The Burma Campaign: Disaster Into Triumph, by Frank McLynn.
Fatal Crossroads: The Untold Story of the Malmedy Massacre at the Battle of the Bulge, by Danny S. Parker.
The war in Burma in World War II hasn't gotten much of a unified look in spite of some real characters such as generals Joseph Stillwell and William Slim. I'm excited to read this account.
The Malmedy Massacre is a sad, murky incident in which members of Kampfgruppe Peiper, an "operational group" of Waffen SS panzers under Jochen (or Joachim) Peiper, the spearhead of the German 6th SS Panzer Army in the Ardennes offensive, killed US army POW's it had captured during the course of the Ardennes Offensive. Peiper (who looks suspiciously like Morden from Babylon 5) proved himself to be a very talented panzer commander, but was tried for war crimes in connection with this incident and spent time in prison. After he got out he moved, strangely enough, to France where he was murdered.

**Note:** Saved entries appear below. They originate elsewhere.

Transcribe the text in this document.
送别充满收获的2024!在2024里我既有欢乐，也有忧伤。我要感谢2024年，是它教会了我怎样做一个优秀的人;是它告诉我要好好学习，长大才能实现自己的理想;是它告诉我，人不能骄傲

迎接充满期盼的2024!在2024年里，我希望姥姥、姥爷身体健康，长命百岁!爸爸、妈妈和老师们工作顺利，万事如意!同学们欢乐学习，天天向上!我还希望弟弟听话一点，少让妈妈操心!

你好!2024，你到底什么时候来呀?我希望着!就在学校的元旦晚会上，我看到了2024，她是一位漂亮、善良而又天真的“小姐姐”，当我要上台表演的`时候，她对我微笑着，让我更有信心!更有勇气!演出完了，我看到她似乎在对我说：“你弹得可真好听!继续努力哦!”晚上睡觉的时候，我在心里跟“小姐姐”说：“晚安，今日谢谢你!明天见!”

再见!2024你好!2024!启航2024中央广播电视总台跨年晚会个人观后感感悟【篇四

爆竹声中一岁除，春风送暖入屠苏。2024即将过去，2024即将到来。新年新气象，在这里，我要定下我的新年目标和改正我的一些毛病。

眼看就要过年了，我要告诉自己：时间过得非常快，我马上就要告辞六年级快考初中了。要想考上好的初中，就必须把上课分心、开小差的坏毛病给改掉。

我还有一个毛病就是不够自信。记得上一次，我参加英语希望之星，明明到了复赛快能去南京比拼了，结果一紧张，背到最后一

Parker has researched the Malmedy Massacre for more than a decade. Fatal Crossroads purports to get to the bottom of the incident and whether it was just battlefield emotion gotten too high, an inability of the supply-starved Kampfgruppe Peiper to properly care for POW's, or a planned massacre ordered from command level officers. Should be a good detective piece.